How to apply for the moratorium
- The application process is very informal; it is made by a simple notification delivered to a lender whose confirmation is not required for the opt-in to become effective
- Applications may be sent by post, e-mail or by other easily accessible means of distant communication selected by a lender and made available to a borrower and
- Applications have to identify a borrower, contain its declaration that it opts-in for the moratorium due to negative economic consequences of the Covid-19 pandemic and identify the loans concerned (otherwise the opt-in relates to all the loans of that borrower with a particular lender).
Ultimately, delivery of the application results in a unilateral change of a finance document which may not even respect the agreed form of notifications under the finance document.
Effects of the moratorium
- Principal payments deferred but interest continues to be payable either as standard interest or compounded with the unpaid principal
- Other periodical payments continue to be payable (as opposed to one-off fees)
- Agreed fixed interest rate will extend to apply for the length of the moratorium after it expires
- Automatic prolongation of the security period for the length of the moratorium and
- A borrower is obliged not to make disposals, including distributions to its shareholders, of its property if such property could be used for satisfaction of the lenders' claims (unless such disposals do not constitute substantial change in the class, use or determination of such property or unless they are of insignificant amount).

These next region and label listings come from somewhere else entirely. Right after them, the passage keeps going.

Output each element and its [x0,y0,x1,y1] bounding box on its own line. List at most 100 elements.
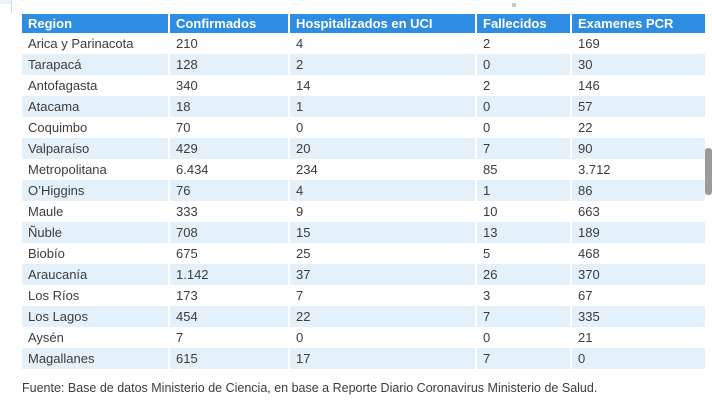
covid-regions-table: Region Confirmados Hospitalizados en UCI… [22,14,705,369]
fallecidos-cell: 26 [476,264,572,285]
pcr-cell: 370 [571,264,705,285]
region-cell: O’Higgins [22,180,170,201]
fallecidos-cell: 7 [476,306,572,327]
confirmados-cell: 1.142 [169,264,290,285]
confirmados-cell: 18 [169,96,290,117]
column-header-hospitalizados-uci: Hospitalizados en UCI [289,14,477,33]
region-cell: Araucanía [22,264,170,285]
uci-cell: 4 [289,180,477,201]
pcr-cell: 86 [571,180,705,201]
region-cell: Tarapacá [22,54,170,75]
table-row: Atacama 18 1 0 57 [22,96,705,117]
confirmados-cell: 70 [169,117,290,138]
fallecidos-cell: 3 [476,285,572,306]
region-cell: Los Lagos [22,306,170,327]
region-cell: Aysén [22,327,170,348]
fallecidos-cell: 2 [476,33,572,54]
pcr-cell: 30 [571,54,705,75]
region-cell: Metropolitana [22,159,170,180]
column-header-examenes-pcr: Examenes PCR [571,14,705,33]
pcr-cell: 189 [571,222,705,243]
pcr-cell: 3.712 [578,162,611,177]
pcr-cell: 0 [571,348,705,369]
uci-cell: 1 [289,96,477,117]
region-cell: Antofagasta [22,75,170,96]
fallecidos-cell: 5 [476,243,572,264]
region-cell: Arica y Parinacota [22,33,170,54]
top-edge-divider [11,0,12,13]
uci-cell: 37 [289,264,477,285]
top-edge-artifact [0,0,11,4]
region-cell: Coquimbo [22,117,170,138]
fallecidos-cell: 0 [476,117,572,138]
fallecidos-cell: 0 [476,54,572,75]
region-cell: Maule [22,201,170,222]
confirmados-cell: 128 [169,54,290,75]
pcr-cell: 90 [571,138,705,159]
uci-cell: 0 [289,117,477,138]
top-dot-artifact [512,3,516,7]
pcr-cell: 335 [571,306,705,327]
source-attribution: Fuente: Base de datos Ministerio de Cien… [22,381,598,395]
table-row: Los Ríos 173 7 3 67 [22,285,705,306]
uci-cell: 9 [289,201,477,222]
uci-cell: 17 [289,348,477,369]
table-row: Aysén 7 0 0 21 [22,327,705,348]
pcr-cell: 468 [578,246,600,261]
uci-cell: 234 [289,159,477,180]
fallecidos-cell: 0 [476,327,572,348]
pcr-cell: 663 [578,204,600,219]
confirmados-cell: 210 [169,33,290,54]
table-row: Coquimbo 70 0 0 22 [22,117,705,138]
fallecidos-cell: 1 [476,180,572,201]
table-row: O’Higgins 76 4 1 86 [22,180,705,201]
fallecidos-cell: 13 [476,222,572,243]
confirmados-cell: 708 [169,222,290,243]
region-cell: Ñuble [22,222,170,243]
table-row: Araucanía 1.142 37 26 370 [22,264,705,285]
table-row: Maule 333 9 10 663 [22,201,705,222]
table-body: Arica y Parinacota 210 4 2 169 Tarapacá 128 2 0 3… [22,33,705,369]
region-cell: Atacama [22,96,170,117]
confirmados-cell: 76 [169,180,290,201]
confirmados-cell: 340 [169,75,290,96]
pcr-cell: 22 [578,120,593,135]
uci-cell: 22 [289,306,477,327]
uci-cell: 4 [289,33,477,54]
table-row: Arica y Parinacota 210 4 2 169 [22,33,705,54]
fallecidos-cell: 2 [476,75,572,96]
vertical-scrollbar-thumb[interactable] [705,148,712,195]
region-cell: Biobío [22,243,170,264]
table-row: Tarapacá 128 2 0 30 [22,54,705,75]
table-row: Magallanes 615 17 7 0 [22,348,705,369]
fallecidos-cell: 7 [476,138,572,159]
confirmados-cell: 615 [169,348,290,369]
uci-cell: 14 [289,75,477,96]
pcr-cell: 57 [571,96,705,117]
fallecidos-cell: 0 [476,96,572,117]
table-header-row: Region Confirmados Hospitalizados en UCI… [22,14,705,33]
uci-cell: 2 [289,54,477,75]
confirmados-cell: 333 [169,201,290,222]
confirmados-cell: 675 [169,243,290,264]
uci-cell: 0 [289,327,477,348]
table-row: Biobío 675 25 5 468 [22,243,705,264]
confirmados-cell: 173 [169,285,290,306]
confirmados-cell: 429 [169,138,290,159]
region-cell: Los Ríos [22,285,170,306]
fallecidos-cell: 10 [476,201,572,222]
pcr-cell: 146 [578,78,600,93]
uci-cell: 7 [289,285,477,306]
column-header-region: Region [22,14,170,33]
confirmados-cell: 454 [169,306,290,327]
pcr-cell: 67 [578,288,593,303]
region-cell: Valparaíso [22,138,170,159]
table-row: Metropolitana 6.434 234 85 3.712 [22,159,705,180]
table-row: Ñuble 708 15 13 189 [22,222,705,243]
uci-cell: 20 [289,138,477,159]
table-row: Antofagasta 340 14 2 146 [22,75,705,96]
fallecidos-cell: 7 [476,348,572,369]
pcr-cell: 169 [578,36,600,51]
confirmados-cell: 7 [169,327,290,348]
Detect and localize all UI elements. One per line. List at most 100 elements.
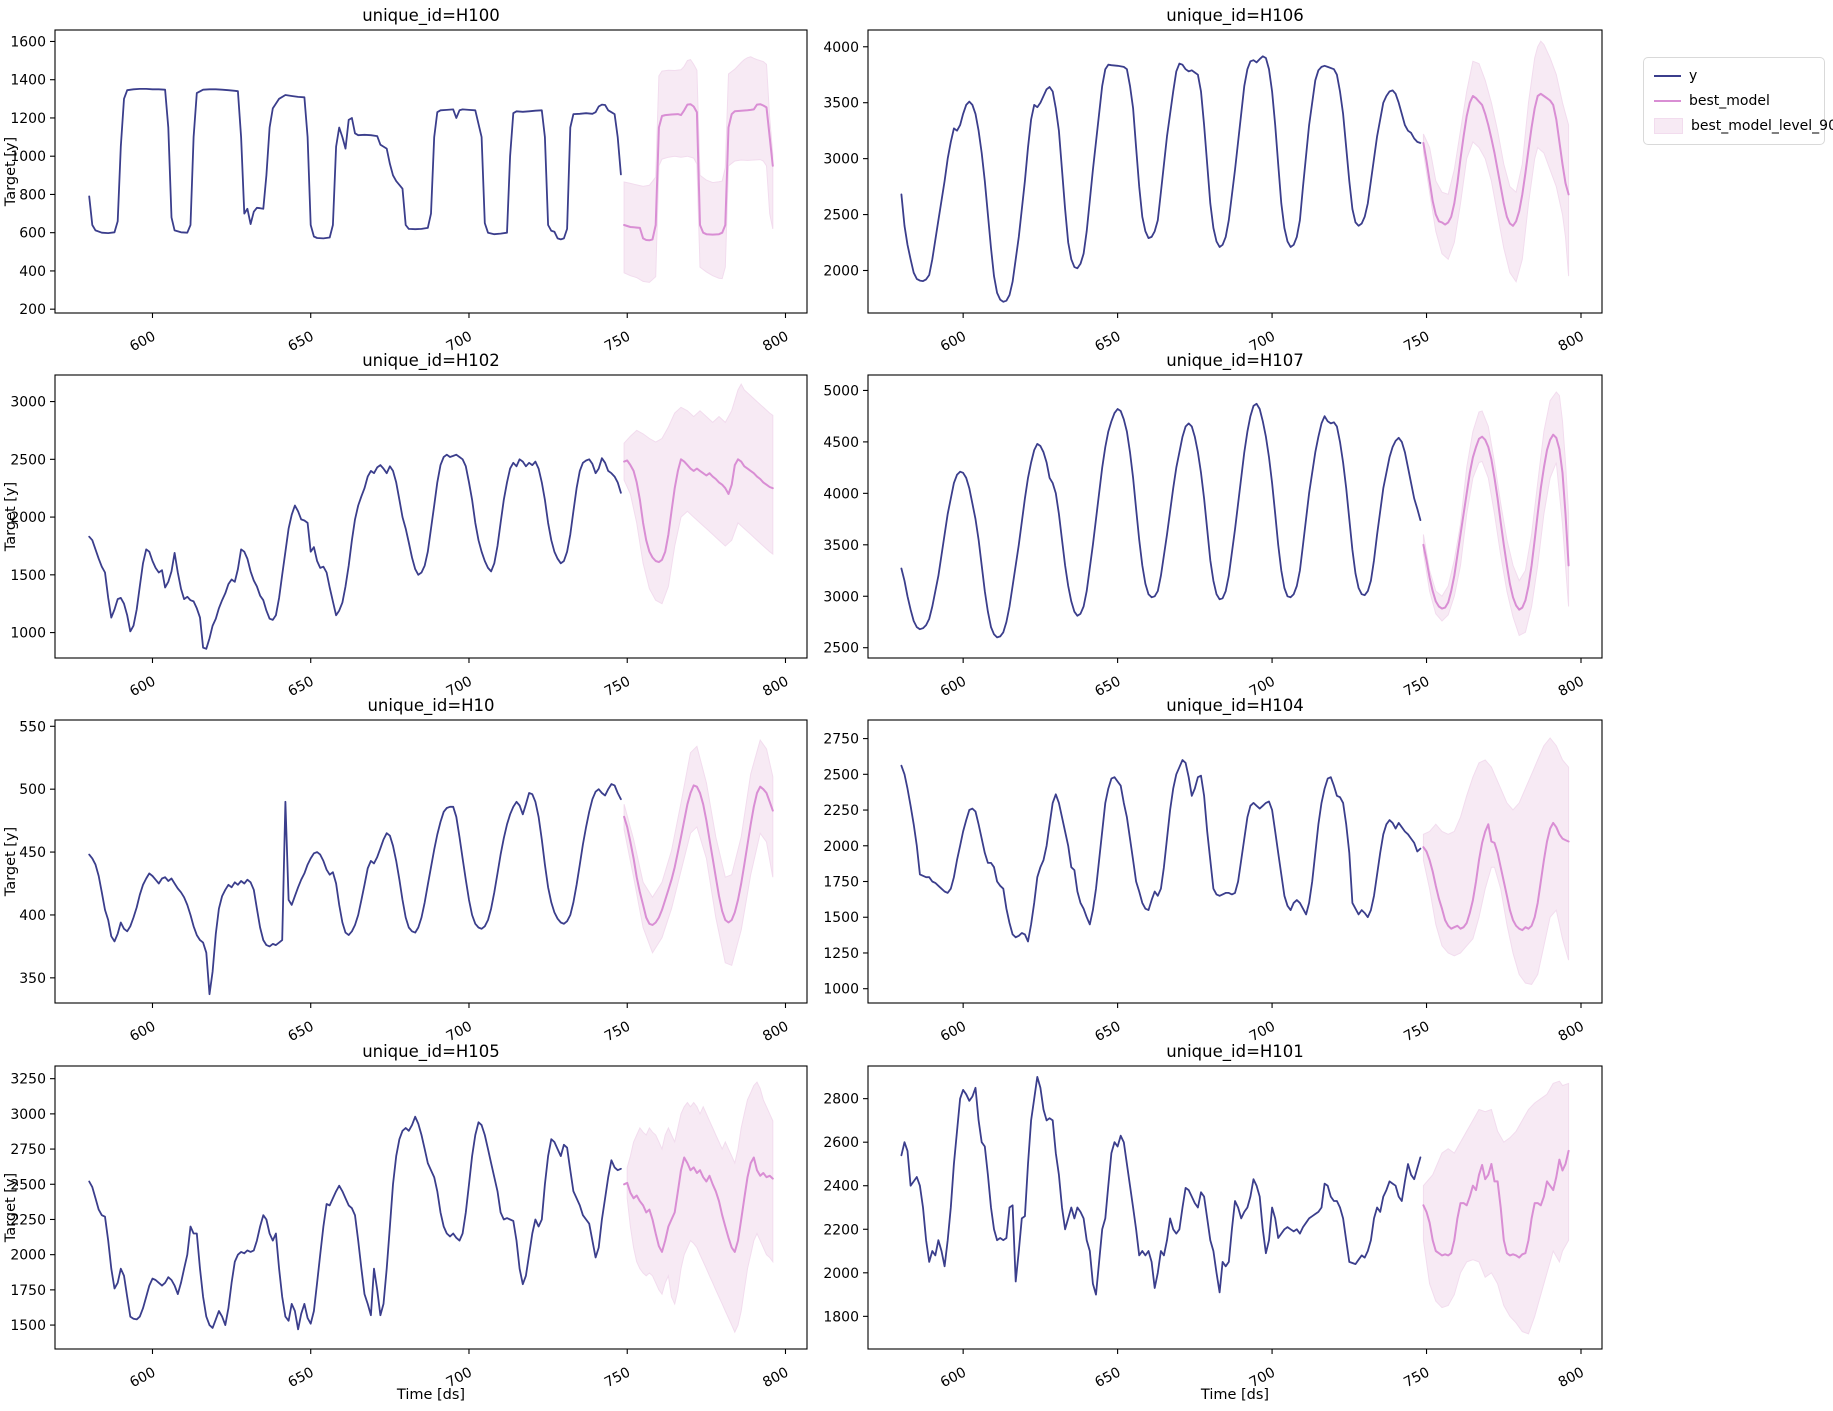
confidence-band <box>1422 737 1570 985</box>
x-tick-label: 600 <box>938 1364 969 1391</box>
y-tick-label: 1800 <box>823 1309 859 1325</box>
best-model-line <box>1422 1149 1570 1259</box>
y-line <box>900 55 1422 303</box>
y-tick-label: 500 <box>19 782 46 798</box>
subplot-title: unique_id=H100 <box>362 6 500 26</box>
x-tick-label: 600 <box>938 328 969 355</box>
y-line <box>88 453 622 650</box>
y-tick-label: 1000 <box>823 982 859 998</box>
confidence-band <box>623 738 774 966</box>
legend-item-best-model: best_model <box>1654 91 1814 111</box>
x-axis-label: Time [ds] <box>1200 1387 1269 1403</box>
best-model-line <box>1422 433 1570 611</box>
y-tick-label: 1750 <box>823 875 859 891</box>
subplot-title: unique_id=H10 <box>367 696 494 716</box>
y-axis-label: Target [y] <box>3 482 19 552</box>
y-tick-label: 2000 <box>823 839 859 855</box>
y-tick-label: 3500 <box>823 96 859 112</box>
best-model-line <box>623 1156 774 1253</box>
x-tick-label: 750 <box>1401 1364 1432 1391</box>
y-tick-label: 2000 <box>823 263 859 279</box>
axes-spines <box>867 374 1603 659</box>
x-tick-label: 800 <box>760 1018 791 1045</box>
axes-spines <box>867 719 1603 1004</box>
legend: y best_model best_model_level_90 <box>1643 57 1833 145</box>
x-tick-label: 650 <box>285 328 316 355</box>
confidence-band <box>1422 1080 1570 1335</box>
subplot-title: unique_id=H101 <box>1166 1042 1304 1062</box>
y-line <box>900 759 1422 943</box>
y-tick-label: 2800 <box>823 1092 859 1108</box>
x-tick-label: 750 <box>1401 1018 1432 1045</box>
x-tick-label: 800 <box>760 328 791 355</box>
y-tick-label: 1400 <box>10 73 46 89</box>
y-tick-label: 1200 <box>10 111 46 127</box>
x-tick-label: 750 <box>1401 673 1432 700</box>
x-tick-label: 600 <box>127 1018 158 1045</box>
y-tick-label: 3000 <box>10 1107 46 1123</box>
y-tick-label: 550 <box>19 719 46 735</box>
y-tick-label: 600 <box>19 226 46 242</box>
y-tick-label: 4000 <box>823 486 859 502</box>
y-tick-label: 2600 <box>823 1135 859 1151</box>
x-tick-label: 600 <box>127 673 158 700</box>
y-tick-label: 1500 <box>10 1318 46 1334</box>
x-tick-label: 650 <box>1092 1364 1123 1391</box>
y-axis-label: Target [y] <box>3 1173 19 1243</box>
y-tick-label: 2750 <box>823 732 859 748</box>
y-line <box>88 1115 622 1331</box>
y-tick-label: 2000 <box>823 1266 859 1282</box>
x-tick-label: 650 <box>1092 673 1123 700</box>
x-tick-label: 600 <box>938 1018 969 1045</box>
y-tick-label: 400 <box>19 264 46 280</box>
y-tick-label: 2400 <box>823 1179 859 1195</box>
y-tick-label: 2500 <box>10 452 46 468</box>
y-tick-label: 2000 <box>10 1248 46 1264</box>
y-axis-label: Target [y] <box>3 137 19 207</box>
x-tick-label: 750 <box>602 673 633 700</box>
best-model-line <box>623 103 774 242</box>
x-tick-label: 600 <box>127 1364 158 1391</box>
y-tick-label: 1600 <box>10 34 46 50</box>
y-tick-label: 3000 <box>823 589 859 605</box>
y-line <box>900 402 1422 639</box>
y-line-swatch-icon <box>1654 75 1681 77</box>
best-model-line <box>623 784 774 926</box>
y-tick-label: 2250 <box>10 1212 46 1228</box>
subplot-title: unique_id=H107 <box>1166 351 1304 371</box>
axes-spines <box>54 1065 808 1350</box>
y-line <box>88 88 622 241</box>
legend-item-y: y <box>1654 66 1814 86</box>
best-model-level-90-patch-icon <box>1654 118 1683 134</box>
legend-label-best-model-level-90: best_model_level_90 <box>1691 118 1833 134</box>
x-tick-label: 650 <box>285 673 316 700</box>
y-axis-label: Target [y] <box>3 827 19 897</box>
y-tick-label: 1500 <box>823 910 859 926</box>
x-tick-label: 750 <box>602 328 633 355</box>
x-tick-label: 650 <box>285 1364 316 1391</box>
x-axis-label: Time [ds] <box>396 1387 465 1403</box>
y-tick-label: 2500 <box>823 641 859 657</box>
y-tick-label: 2250 <box>823 803 859 819</box>
confidence-band <box>623 383 774 605</box>
best-model-line <box>1422 92 1570 227</box>
x-tick-label: 800 <box>760 673 791 700</box>
x-tick-label: 800 <box>1556 1018 1587 1045</box>
y-tick-label: 1000 <box>10 149 46 165</box>
confidence-band <box>626 1081 774 1334</box>
legend-label-best-model: best_model <box>1689 93 1770 109</box>
y-tick-label: 4000 <box>823 40 859 56</box>
best-model-line-swatch-icon <box>1654 100 1681 102</box>
y-tick-label: 1500 <box>10 568 46 584</box>
x-tick-label: 800 <box>760 1364 791 1391</box>
best-model-line <box>1422 821 1570 932</box>
subplot-title: unique_id=H105 <box>362 1042 500 1062</box>
y-tick-label: 3250 <box>10 1072 46 1088</box>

Protection granted – for how long?
The moratorium starts on the first day of the month following the month in which a borrower notifies a lender that it opts-in for the protection under the Covid Loan Act and ends on 31 October 2020 or, if so selected by a borrower, on 31 July 2020.
Event of default and enforcement of security
- If a borrower opts-in for the moratorium, non-payment of the principal during this time can neither establish an event of default nor entitle a lender to enforce the security and
- If a corporate borrower does not opt-in for the moratorium, the Act does not limit lender's rights under the finance documents.
However, as a corporate borrower that has opted-in for the moratorium is still obliged to pay interest and other periodical payments, failure to pay interest may still result in the borrower's default and, ultimately, give the lenders a right to enforce security.
Is it possible to contractually exclude the measures adopted by the Covid Loan Act?
In our view yes, this should be possible.
Who'll bear the costs?
- Application for the moratorium is free of charge for the borrowers. Any fee arrangements agreed in e.g. amendment to the affected credit facilities agreement and related to the moratorium will not apply as the Covid Loan Act will override a contract.
- This means that the lenders will have to bear all costs of administration of the loans as amended by the exercise of the opt-in mechanism.
The Act has been scheduled for the debate in emergency regime in the Parliament of the Czech Republic on 7 April. It can therefore be expected to become law fairly quickly.